As for the argument that this legislation is being forced on the nation by a battery of avaricious IP-encrusted business barons, intent only on their own interest, in a manner that will trample on the interests of the little man, this is something that we can at least look at in quantitative terms. The big barons are lined up on both sides, are they not? Arguably the most powerful corporation on the planet, Google Inc. (would readers like to comment on its vast profitability, its unstoppable momentum and its ambivalent attitude towards the protection of its own and others' IP rights?) is ranged against the proposed legislation. So too are the other denizens of the content carrying industry -- and these are not exactly back-room businesses either. Do the content-owning sector truly and genuinely have more financial and political clout than those who shift, sift and grant access to its content?
One final observation: several of this Kat's correspondents have commented on how the objective of the Wikipedia black-out was to raise general public awareness of the possible impact of the proposed legislation, and that this objective has been achieved. Have not the media, and indeed this weblog itself, been discussing it -- which proves the point.

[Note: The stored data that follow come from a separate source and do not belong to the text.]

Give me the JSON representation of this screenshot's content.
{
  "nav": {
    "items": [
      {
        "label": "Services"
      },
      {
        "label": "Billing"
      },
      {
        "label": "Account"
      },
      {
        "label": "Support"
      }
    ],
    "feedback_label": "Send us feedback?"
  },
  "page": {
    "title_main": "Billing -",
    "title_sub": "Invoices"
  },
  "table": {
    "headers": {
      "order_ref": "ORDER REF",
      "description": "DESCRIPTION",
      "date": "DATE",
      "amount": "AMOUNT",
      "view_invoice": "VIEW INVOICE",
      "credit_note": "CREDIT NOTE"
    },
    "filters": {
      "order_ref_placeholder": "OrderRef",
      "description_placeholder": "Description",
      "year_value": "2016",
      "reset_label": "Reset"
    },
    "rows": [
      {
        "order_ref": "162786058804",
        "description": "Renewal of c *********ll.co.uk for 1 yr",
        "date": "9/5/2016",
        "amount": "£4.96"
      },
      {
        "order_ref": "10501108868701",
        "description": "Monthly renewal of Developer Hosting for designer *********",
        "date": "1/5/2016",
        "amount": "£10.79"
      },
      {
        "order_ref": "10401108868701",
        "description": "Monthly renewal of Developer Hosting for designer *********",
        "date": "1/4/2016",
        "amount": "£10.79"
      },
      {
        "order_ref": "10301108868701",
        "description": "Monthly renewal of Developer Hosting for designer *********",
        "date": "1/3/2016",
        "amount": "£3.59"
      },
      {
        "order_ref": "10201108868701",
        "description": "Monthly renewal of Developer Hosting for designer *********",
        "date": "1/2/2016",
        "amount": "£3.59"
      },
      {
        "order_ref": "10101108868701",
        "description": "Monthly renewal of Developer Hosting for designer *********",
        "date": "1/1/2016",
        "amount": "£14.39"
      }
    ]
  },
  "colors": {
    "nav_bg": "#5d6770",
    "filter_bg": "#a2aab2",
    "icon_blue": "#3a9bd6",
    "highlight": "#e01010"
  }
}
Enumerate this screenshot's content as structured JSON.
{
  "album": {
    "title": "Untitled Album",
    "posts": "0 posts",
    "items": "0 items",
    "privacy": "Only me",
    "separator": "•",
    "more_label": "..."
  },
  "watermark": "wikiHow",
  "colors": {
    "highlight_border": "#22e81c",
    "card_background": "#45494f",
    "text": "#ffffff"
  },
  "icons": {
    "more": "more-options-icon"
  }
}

There is some truth in this. However, the same can be said of those who last summer looted electrical stores and carried away flat-screen monitors, hand-held devices, cellphones and the rest: they did indeed raise awareness of the fact that there are many people who have a genuine and sincere grievance against the social and economic policies of successive British governments, the mode of police interaction with youth and ethnic minorities and the effect of local planning permission on traditional shopping centres. The nature of the awareness that was raised was however temporary and superficial: it did not contribute materially to the nature or the outcome of subsequent debate because it did not address the issues. Here too, with genuine and sincere motivation, Wikipedia seems to have directed some attention to the reason for its black-out but, but far more attention to itself and to issues such as how much we have come to depend on it for our information and where we look when Wikipedia is not available.